The influence of endothelin 1 on isometrically contracting human atrial muscle strip preparations was investigated under physiological conditions (37 degrees C, 1 Hz, Ca2+ 2.5 mM). Endothelin dose-dependently increased isometric tension from 3 x 10(-10) M to 1 x 10(-7) M. At 1 x 10(-7) M the inotropic effect of endothelin was maximum with isometric tension being increased by 32 +/- 6% (n = 11, p < 0.05). At 1 x 10(-7) M endothelin the positive inotropic effect was preceded by a transient negative inotropic effect with a decline in tension by -5 +/- 1% (n = 11, p < 0.05). Endothelin prolonged time from peak tension to 50% relaxation (RT50) by 29 +/- 5%. With BQ123 a competitive antagonist of the ETA receptor positive inotropic effect and the prolongation of relaxation was significantly reduced and initial negative a inotropic effect was abolished, indicating a ETA receptor mediated effect. Preincubation with phorbolmyristateacetate (10(-5) M) to downregulate proteinkinase C (PKC) eliminated the positive inotropic effect of endothelin. Similarly, N-5,5-dimethylamiloride (10(-5) M) which inhibits Na+/H(+)-exchanger activity, abolished the positive inotropic effect of ET. However, with either PMA or DMA the initial transient negative inotropic effect was still present (-13 +/- 7%, n = 9, p < 0.05 and -3 +/- 1%, n = 6, p < 0.05). Furthermore, both substances did not abolish the prolongation of twitch time parameters observed under endothelin. After preincubation with PMA, endothelin prolonged RT50 by 18 +/- 6% and with DMA by 11 +/- 2%. Using the photoprotein aequorin as an indicator for intracellular calcium concentrations showed that the positive inotropic effect was mainly mediated by an increase of systolic intracellular calcium concentrations. Thus, the present data indicate that the positive inotropic effect of endothelin in human atrial myocardium results from activation of PKC with a subsequent activation of the Na+/H(+)-exchanger. However, the initial negative inotropic effects as well as the prolongation of relaxation seem to result from a different intracellular mechanism of endothelin.
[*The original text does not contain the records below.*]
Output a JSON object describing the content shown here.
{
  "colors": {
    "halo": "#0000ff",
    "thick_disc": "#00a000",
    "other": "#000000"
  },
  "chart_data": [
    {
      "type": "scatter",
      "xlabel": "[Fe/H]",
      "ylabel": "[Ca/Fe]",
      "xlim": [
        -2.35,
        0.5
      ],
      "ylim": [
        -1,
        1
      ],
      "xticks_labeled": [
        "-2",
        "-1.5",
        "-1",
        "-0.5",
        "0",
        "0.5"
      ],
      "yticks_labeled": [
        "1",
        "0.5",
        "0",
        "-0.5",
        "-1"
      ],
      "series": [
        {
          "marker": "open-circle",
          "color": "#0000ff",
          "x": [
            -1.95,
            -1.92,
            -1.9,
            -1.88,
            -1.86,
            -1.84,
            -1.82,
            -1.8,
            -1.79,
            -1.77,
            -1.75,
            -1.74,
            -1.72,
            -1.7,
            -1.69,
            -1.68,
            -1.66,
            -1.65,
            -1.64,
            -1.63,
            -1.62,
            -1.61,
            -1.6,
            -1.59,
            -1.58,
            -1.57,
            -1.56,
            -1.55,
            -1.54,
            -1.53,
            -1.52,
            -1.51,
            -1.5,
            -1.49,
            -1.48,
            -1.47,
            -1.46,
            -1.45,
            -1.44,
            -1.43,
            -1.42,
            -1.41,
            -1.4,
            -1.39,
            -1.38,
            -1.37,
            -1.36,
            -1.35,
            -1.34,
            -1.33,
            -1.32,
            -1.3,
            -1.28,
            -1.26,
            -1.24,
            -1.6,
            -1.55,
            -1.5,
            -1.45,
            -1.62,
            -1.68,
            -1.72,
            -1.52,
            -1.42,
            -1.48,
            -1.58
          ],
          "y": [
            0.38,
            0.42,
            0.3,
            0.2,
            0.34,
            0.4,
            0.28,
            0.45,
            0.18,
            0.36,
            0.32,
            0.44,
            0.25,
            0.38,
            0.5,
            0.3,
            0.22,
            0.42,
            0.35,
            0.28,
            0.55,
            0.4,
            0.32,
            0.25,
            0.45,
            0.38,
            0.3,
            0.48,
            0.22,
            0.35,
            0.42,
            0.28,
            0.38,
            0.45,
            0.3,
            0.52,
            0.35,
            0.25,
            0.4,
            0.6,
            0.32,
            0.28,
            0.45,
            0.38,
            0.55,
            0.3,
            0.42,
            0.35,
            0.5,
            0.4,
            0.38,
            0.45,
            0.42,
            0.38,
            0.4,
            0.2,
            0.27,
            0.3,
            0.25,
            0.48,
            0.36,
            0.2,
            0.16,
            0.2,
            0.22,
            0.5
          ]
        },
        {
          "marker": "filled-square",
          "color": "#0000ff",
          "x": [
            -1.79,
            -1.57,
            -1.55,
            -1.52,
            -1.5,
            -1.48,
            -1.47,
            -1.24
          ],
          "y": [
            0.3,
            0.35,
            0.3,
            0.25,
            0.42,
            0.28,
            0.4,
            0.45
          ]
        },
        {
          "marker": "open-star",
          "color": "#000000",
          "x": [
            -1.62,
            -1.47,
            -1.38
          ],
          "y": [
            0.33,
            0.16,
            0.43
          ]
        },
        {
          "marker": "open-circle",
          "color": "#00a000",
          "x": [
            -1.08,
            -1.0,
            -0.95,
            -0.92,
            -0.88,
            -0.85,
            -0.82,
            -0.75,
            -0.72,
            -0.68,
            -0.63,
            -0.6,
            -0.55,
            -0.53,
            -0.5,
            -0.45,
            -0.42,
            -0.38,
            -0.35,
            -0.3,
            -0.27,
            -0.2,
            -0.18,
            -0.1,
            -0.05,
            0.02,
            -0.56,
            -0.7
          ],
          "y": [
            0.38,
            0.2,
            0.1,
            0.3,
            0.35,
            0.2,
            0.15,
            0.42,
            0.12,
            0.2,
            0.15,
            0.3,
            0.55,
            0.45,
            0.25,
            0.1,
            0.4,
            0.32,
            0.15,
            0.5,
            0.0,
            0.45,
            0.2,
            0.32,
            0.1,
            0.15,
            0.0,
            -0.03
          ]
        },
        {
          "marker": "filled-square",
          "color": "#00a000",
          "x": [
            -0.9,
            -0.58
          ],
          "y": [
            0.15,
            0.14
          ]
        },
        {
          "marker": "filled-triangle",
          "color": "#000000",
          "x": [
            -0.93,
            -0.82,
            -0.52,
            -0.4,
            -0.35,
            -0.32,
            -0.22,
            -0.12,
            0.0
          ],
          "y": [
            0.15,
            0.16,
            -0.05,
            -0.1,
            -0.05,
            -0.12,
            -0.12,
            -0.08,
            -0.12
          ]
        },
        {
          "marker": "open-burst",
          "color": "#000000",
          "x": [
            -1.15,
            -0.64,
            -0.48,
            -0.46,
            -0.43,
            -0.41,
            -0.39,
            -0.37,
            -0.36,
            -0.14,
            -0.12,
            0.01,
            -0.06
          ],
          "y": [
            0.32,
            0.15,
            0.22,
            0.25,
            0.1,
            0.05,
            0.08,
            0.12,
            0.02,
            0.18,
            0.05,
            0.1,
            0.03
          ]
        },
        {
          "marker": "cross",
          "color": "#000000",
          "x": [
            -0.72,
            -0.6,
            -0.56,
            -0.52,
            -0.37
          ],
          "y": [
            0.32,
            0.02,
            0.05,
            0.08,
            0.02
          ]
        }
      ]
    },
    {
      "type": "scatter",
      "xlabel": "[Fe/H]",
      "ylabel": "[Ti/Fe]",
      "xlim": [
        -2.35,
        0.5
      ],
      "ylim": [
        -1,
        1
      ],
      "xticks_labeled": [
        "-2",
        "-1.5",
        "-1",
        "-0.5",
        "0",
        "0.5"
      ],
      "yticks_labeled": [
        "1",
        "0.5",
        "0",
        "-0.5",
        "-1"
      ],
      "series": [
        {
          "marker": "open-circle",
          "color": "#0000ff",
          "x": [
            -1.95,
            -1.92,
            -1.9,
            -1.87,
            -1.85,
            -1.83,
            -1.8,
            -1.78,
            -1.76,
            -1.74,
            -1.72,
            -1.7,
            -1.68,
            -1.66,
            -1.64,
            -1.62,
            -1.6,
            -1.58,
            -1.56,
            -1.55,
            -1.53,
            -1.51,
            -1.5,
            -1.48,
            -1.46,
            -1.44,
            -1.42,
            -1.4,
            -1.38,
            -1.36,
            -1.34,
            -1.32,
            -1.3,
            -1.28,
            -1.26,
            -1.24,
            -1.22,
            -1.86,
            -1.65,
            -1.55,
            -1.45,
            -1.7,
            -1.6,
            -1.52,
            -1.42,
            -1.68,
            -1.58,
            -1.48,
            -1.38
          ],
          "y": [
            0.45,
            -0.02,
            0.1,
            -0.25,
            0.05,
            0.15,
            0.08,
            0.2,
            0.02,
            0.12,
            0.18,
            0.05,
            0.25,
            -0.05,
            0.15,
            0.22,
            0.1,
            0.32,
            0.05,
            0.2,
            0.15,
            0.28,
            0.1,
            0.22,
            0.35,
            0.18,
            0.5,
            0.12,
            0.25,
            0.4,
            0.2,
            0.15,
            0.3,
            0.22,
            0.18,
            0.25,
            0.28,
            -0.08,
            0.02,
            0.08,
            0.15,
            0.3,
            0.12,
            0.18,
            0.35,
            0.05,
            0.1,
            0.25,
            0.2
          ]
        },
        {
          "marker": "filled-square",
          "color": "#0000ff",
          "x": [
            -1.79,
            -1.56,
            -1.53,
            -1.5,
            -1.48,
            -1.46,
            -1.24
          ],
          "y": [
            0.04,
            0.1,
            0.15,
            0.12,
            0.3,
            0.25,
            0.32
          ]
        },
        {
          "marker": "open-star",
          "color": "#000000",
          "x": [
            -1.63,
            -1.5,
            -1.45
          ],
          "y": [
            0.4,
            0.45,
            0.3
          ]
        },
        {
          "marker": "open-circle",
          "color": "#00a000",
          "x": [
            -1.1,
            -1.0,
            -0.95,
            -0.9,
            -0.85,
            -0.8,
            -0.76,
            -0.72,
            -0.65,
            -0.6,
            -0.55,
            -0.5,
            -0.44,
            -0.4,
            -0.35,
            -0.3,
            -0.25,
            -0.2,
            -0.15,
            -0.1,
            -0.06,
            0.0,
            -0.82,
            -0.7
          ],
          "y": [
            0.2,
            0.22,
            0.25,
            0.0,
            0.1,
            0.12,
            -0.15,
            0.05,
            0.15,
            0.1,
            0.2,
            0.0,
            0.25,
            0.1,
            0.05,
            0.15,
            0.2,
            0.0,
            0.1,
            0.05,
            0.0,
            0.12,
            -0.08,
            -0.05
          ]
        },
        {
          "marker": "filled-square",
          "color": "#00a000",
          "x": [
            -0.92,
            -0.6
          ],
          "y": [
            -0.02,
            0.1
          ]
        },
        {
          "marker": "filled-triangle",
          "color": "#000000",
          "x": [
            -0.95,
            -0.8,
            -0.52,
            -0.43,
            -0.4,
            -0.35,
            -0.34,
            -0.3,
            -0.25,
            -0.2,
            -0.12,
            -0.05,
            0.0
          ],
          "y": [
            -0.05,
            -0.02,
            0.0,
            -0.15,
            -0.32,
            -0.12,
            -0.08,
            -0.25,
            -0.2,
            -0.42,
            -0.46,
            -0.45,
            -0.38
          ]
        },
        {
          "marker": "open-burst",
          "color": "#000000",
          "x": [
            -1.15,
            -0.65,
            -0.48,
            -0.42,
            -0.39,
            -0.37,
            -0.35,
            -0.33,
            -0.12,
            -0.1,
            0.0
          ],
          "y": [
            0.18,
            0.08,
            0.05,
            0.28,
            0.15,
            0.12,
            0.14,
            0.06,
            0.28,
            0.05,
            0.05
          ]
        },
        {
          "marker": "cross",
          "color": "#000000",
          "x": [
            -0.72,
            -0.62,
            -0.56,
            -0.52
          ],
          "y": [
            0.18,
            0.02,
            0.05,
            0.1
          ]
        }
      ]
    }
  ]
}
在生理条件(37℃、1Hz、Ca2+ 2.5mM)下,研究了内皮素1对人体心房肌条等长收缩制剂的影响。内皮素在3×10(-10)M至1×10(-7)M剂量范围内呈剂量依赖性增加等长张力。在1×10(-7)M时,内皮素的正性肌力作用最大,等长张力增加32±6%(n = 11,p < 0.05)。在1×10(-7)M内皮素作用下,正性肌力作用之前有短暂的负性肌力作用,张力下降-5±1%(n = 11,p < 0.05)。内皮素使从峰值张力到50%舒张(RT50)的时间延长29±5%。使用ETA受体竞争性拮抗剂BQ123后,正性肌力作用和舒张延长显著降低,初始负性肌力作用消失,表明这是ETA受体介导的效应。用佛波酯肉豆蔻酸酯(10(-5)M)预孵育以下调蛋白激酶C(PKC)可消除内皮素的正性肌力作用。同样,抑制Na+/H(+)交换活性的N-5,5-二甲基amiloride(10(-5)M)也消除了ET的正性肌力作用。然而,使用PMA或DMA时,初始短暂的负性肌力作用仍然存在(-13±7%,n = 9,p < 0.05和-3±1%,n = 6,p < 0.05)。此外,两种物质均未消除在内皮素作用下观察到的收缩时间参数的延长。用PMA预孵育后,内皮素使RT50延长18±6%,用DMA预孵育后延长11±2%。使用光蛋白水母发光蛋白作为细胞内钙浓度的指标表明,正性肌力作用主要由收缩期细胞内钙浓度增加介导。因此,目前的数据表明,内皮素在人心房心肌中的正性肌力作用是由PKC激活并随后激活Na+/H(+)交换器所致。然而,初始负性肌力作用以及舒张延长似乎是由内皮素不同的细胞内机制引起的。